I find instant coffee in the cupboard. The kettle is so clean, so polished, it might have been unboxed yesterday. We stand in the lounge, sipping instant coffee. Neither of us dares to sit on Poppy’s sofa.
‘Has Hanna told you we’re separating?’
‘I can’t think why.’
‘It’s not what you think.’
What do I think? What am I supposed to think? ‘What about Agnes?’
‘I’m doing this for her.’
‘Doing what? Quitting? Disappearing? She misses you.’
‘I’m around.’ He sounds very sure of himself. I know this confidence. I have heard it before, and have fallen under its spell. Michel has a project. ‘Let’s look at your hands.’
‘What?’
‘Come on, Mick.’ I take his coffee cup off him and set it down in the sink. ‘Show me your hands.’
He holds them out for me. He smiles.
‘Christ, Michel. What is it? What are you building? A ship?’
‘Why build a boat when the sea will come for you?’
‘Where is it?’
‘Near.’
‘Will you show me?’
He hesitates, caught between his self-myth – the brave survivor, girding himself for the war of all against all – and his pride. Even his most committed and literal-minded fans cannot know, as I know, the deep seriousness that underlies Mick’s stories of the Fall. At last, he shakes his head. ‘Some other time.’
How casually we talk of this! But I have lived with Michel’s project all my life. His determination to survive. It’s nothing new. Nothing strange. He was always going to do this. He was always going to build this. It was only ever a question of when.
Michel wants to get up in the loft straight away. He finds the garage key in the drawer of the telephone table. He wrestles the ladder out from behind buckets and bags of garden fertiliser and carries it into the house. It’s as well that Poppy’s not around to see this. ‘I’m not having you clambering about the loft. I’m not having you up there stamping about in my things!’

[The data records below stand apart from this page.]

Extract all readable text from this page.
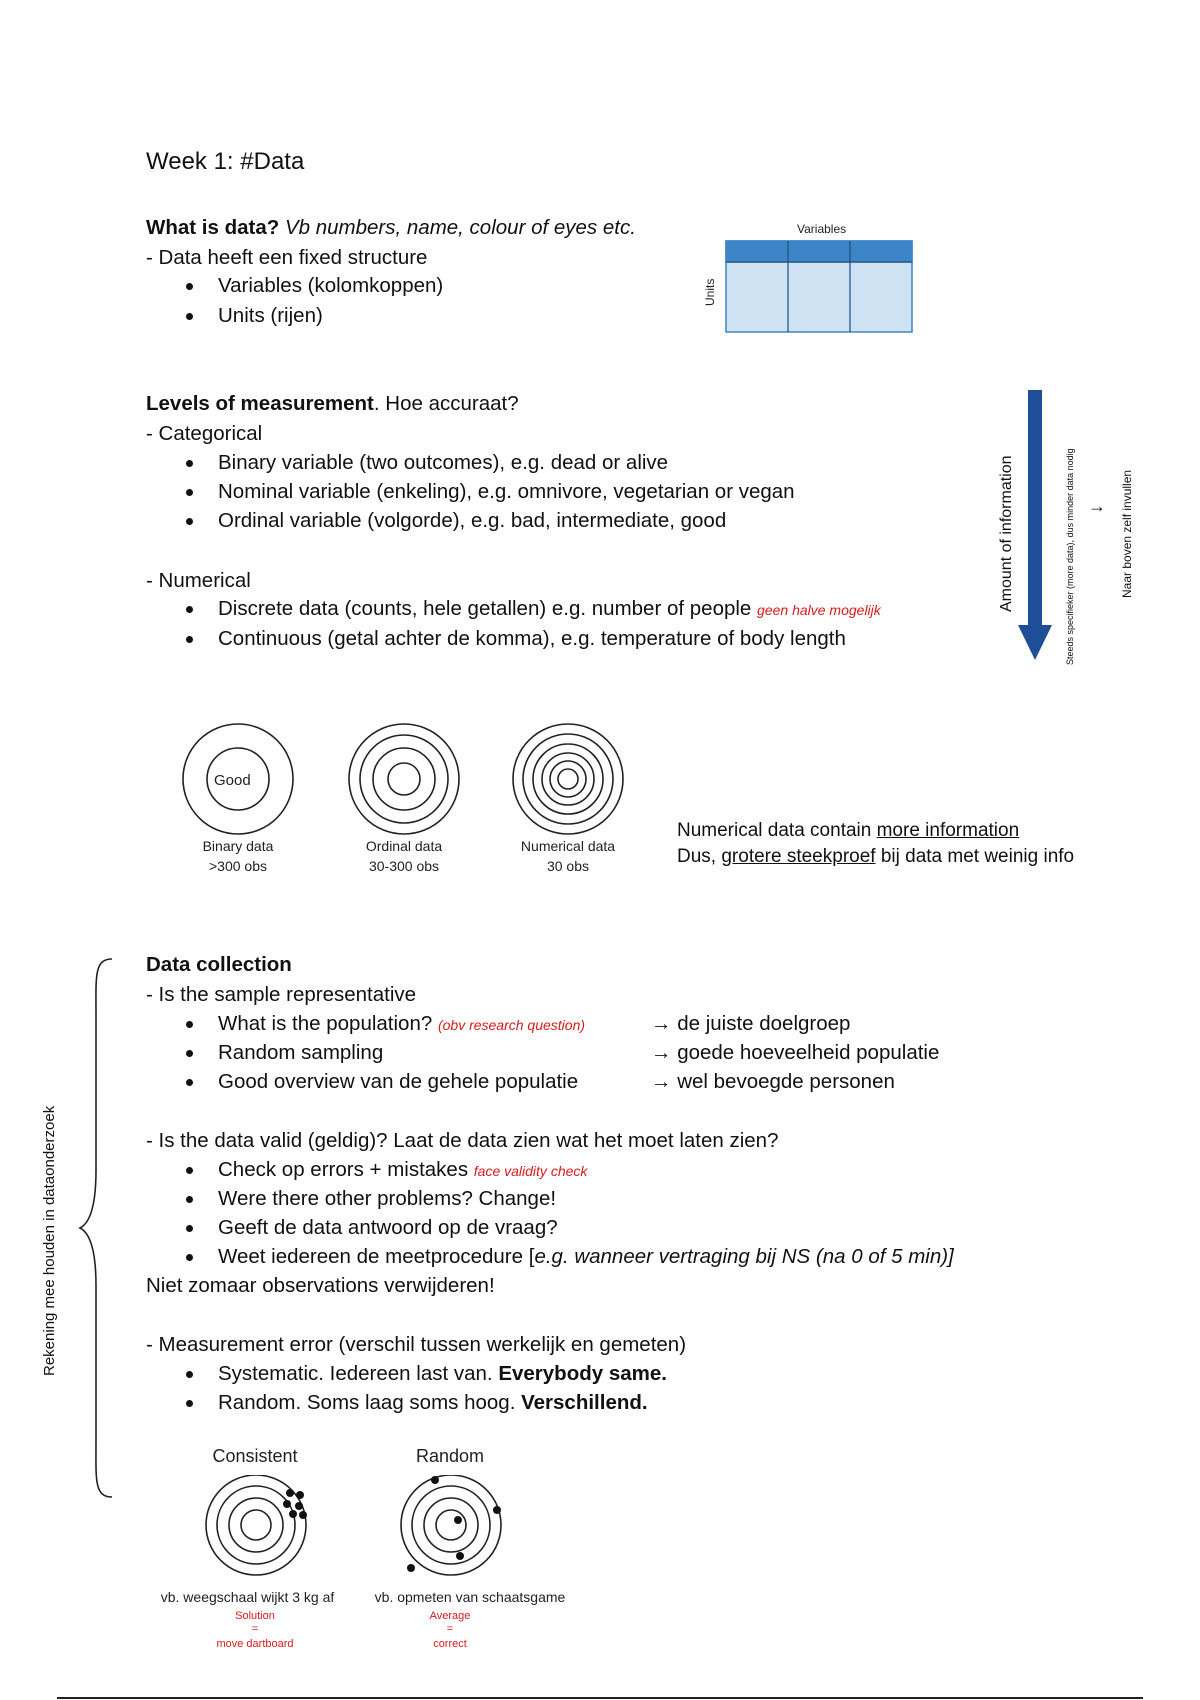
Week 1: #Data
What is data? Vb numbers, name, colour of eyes etc.
- Data heeft een fixed structure
Variables (kolomkoppen)
Units (rijen)
Variables
Units
Levels of measurement. Hoe accuraat?
- Categorical
Binary variable (two outcomes), e.g. dead or alive
Nominal variable (enkeling), e.g. omnivore, vegetarian or vegan
Ordinal variable (volgorde), e.g. bad, intermediate, good
- Numerical
Discrete data (counts, hele getallen) e.g. number of people geen halve mogelijk
Continuous (getal achter de komma), e.g. temperature of body length
Amount of information	Steeds specifieker (more data), dus minder data nodig → Naar boven zelf invullen
Good
Binary data
>300 obs
Ordinal data
30-300 obs
Numerical data
30 obs
Numerical data contain more information
Dus, grotere steekproef bij data met weinig info
Rekening mee houden in dataonderzoek
Data collection
- Is the sample representative
What is the population? (obv research question)	→ de juiste doelgroep
Random sampling	→ goede hoeveelheid populatie
Good overview van de gehele populatie	→ wel bevoegde personen
- Is the data valid (geldig)? Laat de data zien wat het moet laten zien?
Check op errors + mistakes face validity check
Were there other problems? Change!
Geeft de data antwoord op de vraag?
Weet iedereen de meetprocedure [e.g. wanneer vertraging bij NS (na 0 of 5 min)]
Niet zomaar observations verwijderen!
- Measurement error (verschil tussen werkelijk en gemeten)
Systematic. Iedereen last van. Everybody same.
Random. Soms laag soms hoog. Verschillend.
Consistent	Random
vb. weegschaal wijkt 3 kg af	vb. opmeten van schaatsgame
Solution
=
move dartboard
Average
=
correct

The loft hatch is in the hall, directly in front of the frosted-glass kitchen door. The hall is only just wide enough for the stepladder. I can’t get past. The old claustrophobia grabs me suddenly. It is daunting to think of Michel living out his entire childhood in these few, cell-like rooms. ‘How is it up there?’
‘There’s not much.’ Michel is disappointed. He is moving directly over my head and through the ceiling, his shuffling sounds hollow and at the same time oddly intimate – a scratching in the ear.
‘Shall I come up?’
‘If you like. There’s not a lot of room.’

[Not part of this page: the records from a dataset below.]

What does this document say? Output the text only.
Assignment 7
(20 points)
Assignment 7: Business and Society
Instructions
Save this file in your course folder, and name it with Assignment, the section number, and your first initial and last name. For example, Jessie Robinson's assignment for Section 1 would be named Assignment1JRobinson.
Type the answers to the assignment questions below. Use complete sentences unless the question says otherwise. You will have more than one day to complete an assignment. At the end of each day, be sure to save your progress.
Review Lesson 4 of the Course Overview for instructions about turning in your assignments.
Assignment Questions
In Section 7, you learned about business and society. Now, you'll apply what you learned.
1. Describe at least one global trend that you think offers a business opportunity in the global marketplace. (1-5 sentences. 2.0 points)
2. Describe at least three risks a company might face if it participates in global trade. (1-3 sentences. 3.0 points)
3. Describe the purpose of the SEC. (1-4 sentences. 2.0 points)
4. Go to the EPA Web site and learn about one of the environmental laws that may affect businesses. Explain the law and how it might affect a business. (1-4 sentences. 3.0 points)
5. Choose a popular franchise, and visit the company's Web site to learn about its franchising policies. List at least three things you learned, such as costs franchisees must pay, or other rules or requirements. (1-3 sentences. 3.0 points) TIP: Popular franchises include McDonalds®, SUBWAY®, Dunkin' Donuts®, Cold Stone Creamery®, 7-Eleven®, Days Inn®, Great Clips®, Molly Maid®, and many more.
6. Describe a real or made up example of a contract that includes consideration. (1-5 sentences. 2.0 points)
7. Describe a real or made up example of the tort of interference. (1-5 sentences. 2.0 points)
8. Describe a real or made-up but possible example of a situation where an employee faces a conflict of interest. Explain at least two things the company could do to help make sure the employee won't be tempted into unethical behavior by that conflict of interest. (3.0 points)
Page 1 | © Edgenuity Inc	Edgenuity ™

I need the toilet first. I’d forgotten how bloody small the lavatory is – the size of those cells you see in dungeon attractions, meant to contort the body of the inmate before he’s hauled off to interrogation.
The toilet roll holder is mounted on the wall on my right. It is a simple chrome bracket. A sprung plastic rod holds the toilet roll in place. On the wall, above and to the left, there is a blemish. I remember it. It is, as far as I know, the only blemish in the whole, seamlessly white house.

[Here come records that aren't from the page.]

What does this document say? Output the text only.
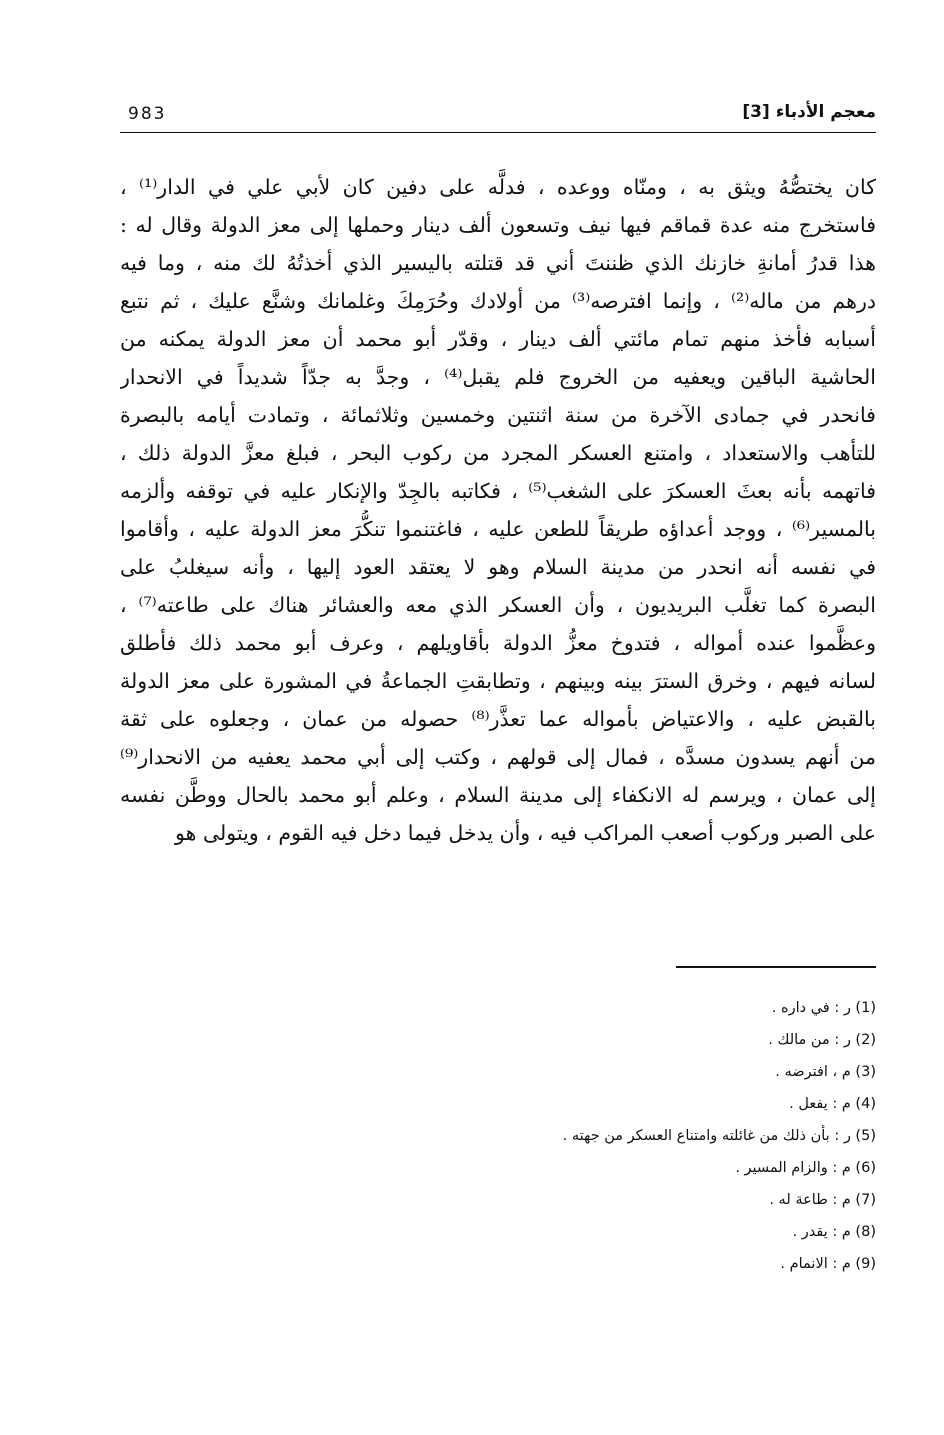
معجم الأدباء [3]
983
كان يختصُّهُ ويثق به ، ومنّاه ووعده ، فدلَّه على دفين كان لأبي علي في الدار⁽¹⁾ ،
فاستخرج منه عدة قماقم فيها نيف وتسعون ألف دينار وحملها إلى معز الدولة وقال له :
هذا قدرُ أمانةِ خازنك الذي ظننتَ أني قد قتلته باليسير الذي أخذتُهُ لك منه ، وما فيه
درهم من ماله⁽²⁾ ، وإنما افترصه⁽³⁾ من أولادك وحُرَمِكَ وغلمانك وشنَّع عليك ، ثم نتبع
أسبابه فأخذ منهم تمام مائتي ألف دينار ، وقدّر أبو محمد أن معز الدولة يمكنه من
الحاشية الباقين ويعفيه من الخروج فلم يقبل⁽⁴⁾ ، وجدَّ به جدّاً شديداً في الانحدار
فانحدر في جمادى الآخرة من سنة اثنتين وخمسين وثلاثمائة ، وتمادت أيامه بالبصرة
للتأهب والاستعداد ، وامتنع العسكر المجرد من ركوب البحر ، فبلغ معزَّ الدولة ذلك ،
فاتهمه بأنه بعثَ العسكرَ على الشغب⁽⁵⁾ ، فكاتبه بالجِدّ والإنكار عليه في توقفه وألزمه
بالمسير⁽⁶⁾ ، ووجد أعداؤه طريقاً للطعن عليه ، فاغتنموا تنكُّرَ معز الدولة عليه ، وأقاموا
في نفسه أنه انحدر من مدينة السلام وهو لا يعتقد العود إليها ، وأنه سيغلبُ على
البصرة كما تغلَّب البريديون ، وأن العسكر الذي معه والعشائر هناك على طاعته⁽⁷⁾ ،
وعظَّموا عنده أمواله ، فتدوخ معزُّ الدولة بأقاويلهم ، وعرف أبو محمد ذلك فأطلق
لسانه فيهم ، وخرق السترَ بينه وبينهم ، وتطابقتِ الجماعةُ في المشورة على معز الدولة
بالقبض عليه ، والاعتياض بأمواله عما تعذَّر⁽⁸⁾ حصوله من عمان ، وجعلوه على ثقة
من أنهم يسدون مسدَّه ، فمال إلى قولهم ، وكتب إلى أبي محمد يعفيه من الانحدار⁽⁹⁾
إلى عمان ، ويرسم له الانكفاء إلى مدينة السلام ، وعلم أبو محمد بالحال ووطَّن نفسه
على الصبر وركوب أصعب المراكب فيه ، وأن يدخل فيما دخل فيه القوم ، ويتولى هو
(1) ر : في داره .
(2) ر : من مالك .
(3) م ، افترضه .
(4) م : يفعل .
(5) ر : بأن ذلك من غائلته وامتناع العسكر من جهته .
(6) م : والزام المسير .
(7) م : طاعة له .
(8) م : يقدر .
(9) م : الانمام .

It must have come from the rag of the roller. The fleece. I’m not sure, though; it looks more like a piece of paper. It’s no bigger than the rim of a baby’s fingernail and it’s folded over itself at right-angles to make a circumflex or tail-less arrow, pointing towards the corner of the skirting board. I remember, every day, several times a day, I would stare at this blemish as though it were a sign, pointing me the way out of this place.
I get my thumbnail under the blemish and dig in. The fleck slides under my nail, into the quick, hurting me, and a spot of pinkish gray plaster appears on the wall.
Something pops. A loud, hollow sound, followed by a rain of sand. Michel’s voice cuts sharply through. ‘Fuck.’
I finish up on the toilet and hurry out. ‘Michel?’
A sound of tearing cardboard.
‘Shit.’
Michel has knocked a hole in the ceiling of the dining room – not with ‘great big feet’ after all, but with the corner of a cardboard box. It looks as if the whole thing may fall through. I stand well clear. ‘Are you all right?’